Leadership in Nigeria as it relates to the economy at best is extremely non-rational due to the white corruption quantities it fosters. Leadership first unrelentingly seeks to centralise all economic sectors and bring it under its control. Then rather obtusely, the same leadership turns these same economic sectors into its “own” cottage industry. Cottage industries are businesses of a physical nature conducted within a home or household. The Households of Buhari, Babangida, Abacha, Obasanjo, Jonathan, Yar’Adua, Ibori, Tinubu, Igbinedion, Duke, Saraki, Kalu, Oyinlola, Fashola, Okorocha, Odili, Dasuki, Tukur, Etete and whatever are the cottage industries that run the Nigerian economy perversely, eventually running it into ground while amassing obscene fortunes for themselves. Blood and marital relationships are all you need to join the cottage industry and outsiders that lick arse slavishly may join the ranks if the patron likes. Economic resources, permits, licenses, credit (mobilisation), blocks are redistributed jealously and exclusively within these cottage industries. Is a selectively enclaved economy the proper type for Nigerians to survive / prosper in?

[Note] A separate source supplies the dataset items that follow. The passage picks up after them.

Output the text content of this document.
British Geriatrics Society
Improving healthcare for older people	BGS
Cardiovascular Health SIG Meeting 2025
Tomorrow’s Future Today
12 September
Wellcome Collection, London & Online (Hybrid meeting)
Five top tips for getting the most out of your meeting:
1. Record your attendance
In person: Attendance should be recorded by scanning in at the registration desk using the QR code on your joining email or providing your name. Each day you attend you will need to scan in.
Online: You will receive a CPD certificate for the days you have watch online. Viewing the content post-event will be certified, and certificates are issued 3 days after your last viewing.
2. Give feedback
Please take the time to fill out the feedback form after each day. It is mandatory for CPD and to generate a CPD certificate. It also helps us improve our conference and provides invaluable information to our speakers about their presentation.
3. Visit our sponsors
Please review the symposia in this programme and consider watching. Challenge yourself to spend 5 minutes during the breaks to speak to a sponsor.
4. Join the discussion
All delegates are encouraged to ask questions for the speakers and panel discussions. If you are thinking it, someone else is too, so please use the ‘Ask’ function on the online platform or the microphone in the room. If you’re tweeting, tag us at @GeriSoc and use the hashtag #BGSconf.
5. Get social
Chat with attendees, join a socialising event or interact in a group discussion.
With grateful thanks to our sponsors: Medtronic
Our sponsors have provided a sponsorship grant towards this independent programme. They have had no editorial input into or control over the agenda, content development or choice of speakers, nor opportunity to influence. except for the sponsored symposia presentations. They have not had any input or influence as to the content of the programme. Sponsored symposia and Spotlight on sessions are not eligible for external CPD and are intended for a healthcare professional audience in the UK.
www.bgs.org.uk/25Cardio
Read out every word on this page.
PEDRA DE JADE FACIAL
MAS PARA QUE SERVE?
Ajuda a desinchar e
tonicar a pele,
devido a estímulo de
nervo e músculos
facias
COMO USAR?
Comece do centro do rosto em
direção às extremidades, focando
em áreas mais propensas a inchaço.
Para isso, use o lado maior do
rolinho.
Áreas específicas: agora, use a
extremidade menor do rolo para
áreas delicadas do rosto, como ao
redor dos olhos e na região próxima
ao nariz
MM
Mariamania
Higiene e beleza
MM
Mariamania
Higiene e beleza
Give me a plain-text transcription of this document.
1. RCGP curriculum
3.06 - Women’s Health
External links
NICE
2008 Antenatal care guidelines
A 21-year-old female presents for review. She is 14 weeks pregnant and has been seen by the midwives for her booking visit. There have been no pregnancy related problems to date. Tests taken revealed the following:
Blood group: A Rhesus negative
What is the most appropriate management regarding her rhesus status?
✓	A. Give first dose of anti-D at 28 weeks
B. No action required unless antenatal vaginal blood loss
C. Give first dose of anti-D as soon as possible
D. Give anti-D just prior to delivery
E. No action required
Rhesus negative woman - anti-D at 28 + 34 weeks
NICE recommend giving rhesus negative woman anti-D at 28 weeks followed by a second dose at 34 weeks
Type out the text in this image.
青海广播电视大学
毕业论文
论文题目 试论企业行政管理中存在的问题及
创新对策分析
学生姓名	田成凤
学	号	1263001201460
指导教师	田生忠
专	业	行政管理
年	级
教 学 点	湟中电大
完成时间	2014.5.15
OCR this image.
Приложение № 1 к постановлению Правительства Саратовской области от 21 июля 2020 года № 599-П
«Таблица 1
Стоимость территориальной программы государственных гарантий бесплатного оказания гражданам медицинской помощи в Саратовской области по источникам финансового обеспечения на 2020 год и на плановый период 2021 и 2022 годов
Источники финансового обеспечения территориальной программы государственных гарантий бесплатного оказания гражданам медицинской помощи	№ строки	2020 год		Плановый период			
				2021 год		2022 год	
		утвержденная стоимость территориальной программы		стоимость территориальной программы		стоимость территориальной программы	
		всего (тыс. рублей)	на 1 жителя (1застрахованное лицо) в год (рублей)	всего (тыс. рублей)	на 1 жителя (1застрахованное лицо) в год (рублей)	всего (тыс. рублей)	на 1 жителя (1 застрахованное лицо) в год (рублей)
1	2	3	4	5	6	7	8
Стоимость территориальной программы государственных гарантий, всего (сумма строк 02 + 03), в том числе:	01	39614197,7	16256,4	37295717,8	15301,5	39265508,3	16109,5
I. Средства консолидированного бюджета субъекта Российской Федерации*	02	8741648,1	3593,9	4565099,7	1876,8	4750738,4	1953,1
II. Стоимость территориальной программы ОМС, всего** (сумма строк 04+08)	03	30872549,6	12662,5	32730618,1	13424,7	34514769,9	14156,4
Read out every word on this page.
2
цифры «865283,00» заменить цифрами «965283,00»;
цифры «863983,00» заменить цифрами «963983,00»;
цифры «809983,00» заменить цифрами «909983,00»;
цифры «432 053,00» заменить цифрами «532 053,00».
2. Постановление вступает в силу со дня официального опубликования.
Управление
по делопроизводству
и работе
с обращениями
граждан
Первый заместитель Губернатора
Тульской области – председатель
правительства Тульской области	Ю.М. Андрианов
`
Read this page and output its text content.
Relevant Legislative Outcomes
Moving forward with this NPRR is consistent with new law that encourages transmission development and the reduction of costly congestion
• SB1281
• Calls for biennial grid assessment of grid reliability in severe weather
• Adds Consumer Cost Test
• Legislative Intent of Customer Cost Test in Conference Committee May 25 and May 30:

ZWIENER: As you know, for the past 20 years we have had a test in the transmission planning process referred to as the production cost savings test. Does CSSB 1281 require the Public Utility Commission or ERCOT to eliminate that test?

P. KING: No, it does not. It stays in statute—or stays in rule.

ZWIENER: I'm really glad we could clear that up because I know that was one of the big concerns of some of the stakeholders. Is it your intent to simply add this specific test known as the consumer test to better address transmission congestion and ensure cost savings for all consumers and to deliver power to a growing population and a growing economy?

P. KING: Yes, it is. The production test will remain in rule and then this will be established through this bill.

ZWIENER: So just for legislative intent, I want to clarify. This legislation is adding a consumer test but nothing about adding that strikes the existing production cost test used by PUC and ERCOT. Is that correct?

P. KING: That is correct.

Look at the major source of Nigeria’s income, the oil and gas sector. While some make billions of dollars within their households through unproductive rent-seeking and incidental networking the industry itself, was an uncoordinated disaster that has led to the rise of devastating ecocide, violence, militants and saboteurs. Pollution, gas flaring, sacrifice zones and genocide are the creations of leaders that cannot coordinate the costs and burdens of the oil and gas sector but can rapaciously siphon off the benefits through their households. The cottage industries of the ruling elite are unquestionably the real dens of thieves deliberately creating repeated economic future for Nigeria named “no hope”. The same is true for 2017, it is not a pleasant expectation and it needs no graphic description.
The only Nigerians who will have bright economic prospects in 2017 are members and extended members of these cottage industry households. They will study overseas, get the good jobs, secure the juicy contracts, get cheap credit for high yield businesses, acquire properties from the desperate, buy low cost homes for resale and get massive undeserved gifts from fawning clients. The year 2017 will certainly be good for them.
Until the day these cottage industries that have deliberately and ruthlessly turned the promising Nigerian economy into a perpetual failure are thoroughly demolished .white corruption will increasing undermine economic freedom / prosperity, both collective and individual. Unfortunately, Nigerians at the moment might not be ready to act or react as is required. The good news is that day will surely come when these cottages industries will no longer pervert the economy of Nigeria and the future economic outlook will be something to sincerely look forward to.
Happy New Year! How happy will Nigeria be Nigeria in the year 2017?